If you choose to get one, and I highly suggest you do, here are some rules to which you should strictly adhere. Everything else is completely negotiable. In no particular order:

-Shoot for a two quart batch. If you're adding something in, decrease your milk/cream/dairy/soy/etc product accordingly. In other words, instead of using eight cups of milk, add two cups of fruit and use six cups of milk. Remember that this milk mix is going to grow in volume significantly.

-I find that adding corn syrup to a sorbet makes it scoopable. Otherwise, it seems to turn into a Popsicle. Some kind of a liquid sugar would work, in as small as a 1:4 ratio of liquid sugar:granulated sugar. I'll bet honey or maple syrup would work. Maple syrup would be excellent in a blueberry sorbet. (Oooh, I'll have to try that.)

-You really can add anything to ice cream. One of my personal favorites is the hard, over cooked edges of brownies chopped up. They really hold up well in ice cream. Add fruit, cookie dough, brownies, candy, marshmallows, the sky's the limit.

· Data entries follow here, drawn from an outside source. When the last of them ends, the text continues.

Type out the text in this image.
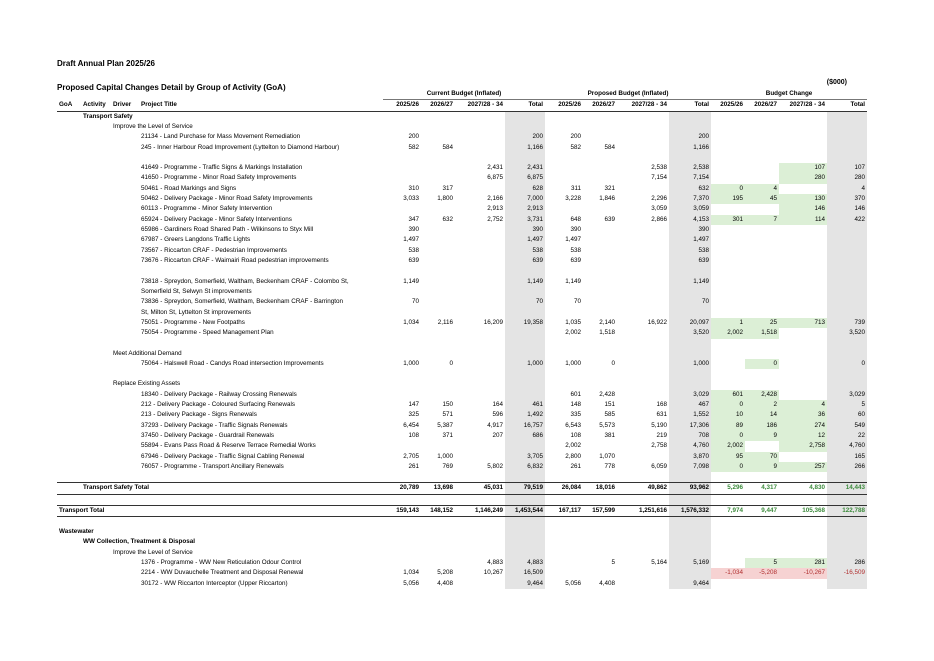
Draft Annual Plan 2025/26
Proposed Capital Changes Detail by Group of Activity (GoA)
($000)
				Current Budget (Inflated)				Proposed Budget (Inflated)				Budget Change			
GoA	Activity	Driver	Project Title	2025/26	2026/27	2027/28 - 34	Total	2025/26	2026/27	2027/28 - 34	Total	2025/26	2026/27	2027/28 - 34	Total
	Transport Safety														
		Improve the Level of Service													
			21134 - Land Purchase for Mass Movement Remediation	200			200	200			200				
			245 - Inner Harbour Road Improvement (Lyttelton to Diamond Harbour)	582	584		1,166	582	584		1,166				

			41649 - Programme - Traffic Signs & Markings Installation			2,431	2,431			2,538	2,538			107	107
			41650 - Programme - Minor Road Safety Improvements			6,875	6,875			7,154	7,154			280	280
			50461 - Road Markings and Signs	310	317		628	311	321		632	0	4		4
			50462 - Delivery Package - Minor Road Safety Improvements	3,033	1,800	2,166	7,000	3,228	1,846	2,296	7,370	195	45	130	370
			60113 - Programme - Minor Safety Intervention			2,913	2,913			3,059	3,059			146	146
			65924 - Delivery Package - Minor Safety Interventions	347	632	2,752	3,731	648	639	2,866	4,153	301	7	114	422
			65986 - Gardiners Road Shared Path - Wilkinsons to Styx Mill	390			390	390			390				
			67987 - Greers Langdons Traffic Lights	1,497			1,497	1,497			1,497				
			73567 - Riccarton CRAF - Pedestrian Improvements	538			538	538			538				
			73676 - Riccarton CRAF - Waimairi Road pedestrian improvements	639			639	639			639				

			73818 - Spreydon, Somerfield, Waltham, Beckenham CRAF - Colombo St,
Somerfield St, Selwyn St improvements	1,149			1,149	1,149			1,149				
			73836 - Spreydon, Somerfield, Waltham, Beckenham CRAF - Barrington
St, Milton St, Lyttelton St improvements	70			70	70			70				
			75051 - Programme - New Footpaths	1,034	2,116	16,209	19,358	1,035	2,140	16,922	20,097	1	25	713	739
			75054 - Programme - Speed Management Plan					2,002	1,518		3,520	2,002	1,518		3,520

		Meet Additional Demand													
			75064 - Halswell Road - Candys Road intersection Improvements	1,000	0		1,000	1,000	0		1,000		0		0

		Replace Existing Assets													
			18340 - Delivery Package - Railway Crossing Renewals					601	2,428		3,029	601	2,428		3,029
			212 - Delivery Package - Coloured Surfacing Renewals	147	150	164	461	148	151	168	467	0	2	4	5
			213 - Delivery Package - Signs Renewals	325	571	596	1,492	335	585	631	1,552	10	14	36	60
			37293 - Delivery Package - Traffic Signals Renewals	6,454	5,387	4,917	16,757	6,543	5,573	5,190	17,306	89	186	274	549
			37450 - Delivery Package - Guardrail Renewals	108	371	207	686	108	381	219	708	0	9	12	22
			55894 - Evans Pass Road & Reserve Terrace Remedial Works					2,002		2,758	4,760	2,002		2,758	4,760
			67946 - Delivery Package - Traffic Signal Cabling Renewal	2,705	1,000		3,705	2,800	1,070		3,870	95	70		165
			76057 - Programme - Transport Ancillary Renewals	261	769	5,802	6,832	261	778	6,059	7,098	0	9	257	266

	Transport Safety Total			20,789	13,698	45,031	79,519	26,084	18,016	49,862	93,962	5,296	4,317	4,830	14,443

Transport Total				159,143	148,152	1,146,249	1,453,544	167,117	157,599	1,251,616	1,576,332	7,974	9,447	105,368	122,788

Wastewater															
	WW Collection, Treatment & Disposal														
		Improve the Level of Service													
			1376 - Programme - WW New Reticulation Odour Control			4,883	4,883		5	5,164	5,169		5	281	286
			2214 - WW Duvauchelle Treatment and Disposal Renewal	1,034	5,208	10,267	16,509					-1,034	-5,208	-10,267	-16,509
			30172 - WW Riccarton Interceptor (Upper Riccarton)	5,056	4,408		9,464	5,056	4,408		9,464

-Keep your mixing bowl in the freezer. That way you know it'll be good and cold when you're ready. My ice cream maker came with two mixing bowls. One is always in the freezer. If your bowl isn't extra extra cold, you can forget about making ice cream. Trust me on this one.

-If you want to be all fancy-schmancy and make a custard ice cream (the cooked kind with eggs), make it a day ahead of time. The milk mix needs to be very cold when it goes into the very cold mixing bowl.

-Turn on the mixer and pour in the mixture. Not the other way around. What happens is the part of the milk mix that touches the bowl freezes.

-When adding mix-ins, add them when the milk mix is set in the bowl. Give it a spin or two then turn out into your container. To be honest, I've always had a tough time getting my chocolate or caramel ribbon to look like Breyer's. If you figure it out, holla.